武蔵野日和下駄

10歳から続く乱読人生、年季の入った活字中毒、頭の記録メディアがダウン寸前、記憶のダイエット装置

 1月第2週に手にした本(7〜13)

*14日の武蔵野は、珍しく朝から雪、湿って重いべっとりした雪が、あたりの風景を一変させた。成人式の日は、わりと荒れた天気になることが多い。若者たちを手荒く迎えるのは、天候だけにしてもらいたいものだ。

フレデリック・エブラール著/芹沢光治良細田直孝訳『愛と悲しみの間』(角川書店1958/10)*この著者の作品は、フランスでは20作以上出版されて人気があるのに、この国では本作のほか「プロヴァンスの秘密」しか紹介されていない。派手ではないが繊細で機知に富んだ文体は実にフランス的、もっと紹介されていい作家である。本作では夫への不信に揺らぐ女性の心理が、鮮やかな情景描写とともに、彩り豊かな情感を込めて描かれ見事、翻訳の日本語もすっきりして美しい。

荒俣宏著『稀書自慢 紙の極楽』(中央公論社1991/9)*著者のビブリオマニアぶりが気に入ったので、同傾向の1作目を手にした。なんとか字が読めるようになった小学生の頃からの愛書をめぐる回顧録。ほぼ同世代なので、時代の雰囲気が懐かしい。ただ、この時代、生まれ育った場所によって相当の違いがあった。マスメディアが発達してこういう愉しみの味が薄くなった。

ドストエフスキー著/亀山郁夫訳『カラマーゾフの兄弟』(Kindle光文社古典新訳文庫2006/9)*動きの少なかった1部2部が終わって、急に物語が動き出す。ドストエフスキーの登場人物たちの何とも多弁なこと、対話のシーンで、相手方もよく話を聞いていると、奇妙なところに感心したりしながら、古き良きロシアの物語に付き合っている。

◎河田党編著代表『日本幼虫図鑑』(北隆館1959/7)*日本で見られる幼虫約2000種から代表的なものを1700種選び、緻密な図版及びモノクロ写真に詳細な説明をつけた本格的な幼虫図鑑。図版が鮮明なので、生き物の意匠の多様性にふれてみるだけでも、手にとって見る価値がある。このところAmazonで驚くほど安く買える。

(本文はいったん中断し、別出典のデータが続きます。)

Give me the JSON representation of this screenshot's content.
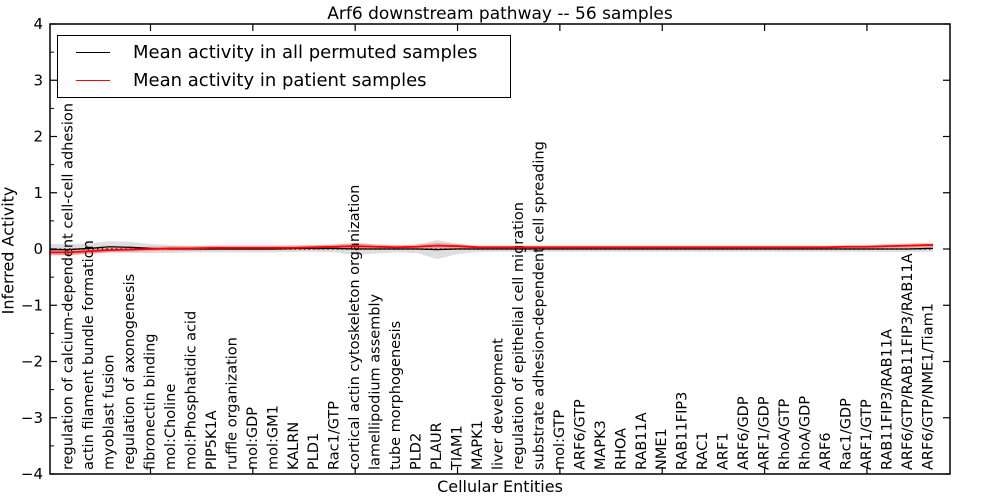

◎編集工房球編『レコードマップ+CD'09〜'10』(学陽書房2009/4)*20年以上続いていた中古レコード店のガイドが、終刊号を出したそうなので、少し古い号を安く入手した。まだ現役だった頃、CDが高かったので、このシリーズを頼りに中古CDを半額以下で随分買った。終刊号が出るということは、若い人は今では中古CDなど買わなくなったのだろうか。古い物の中には、膨大な過去が宝物のように埋もれていることに気づいて欲しい。。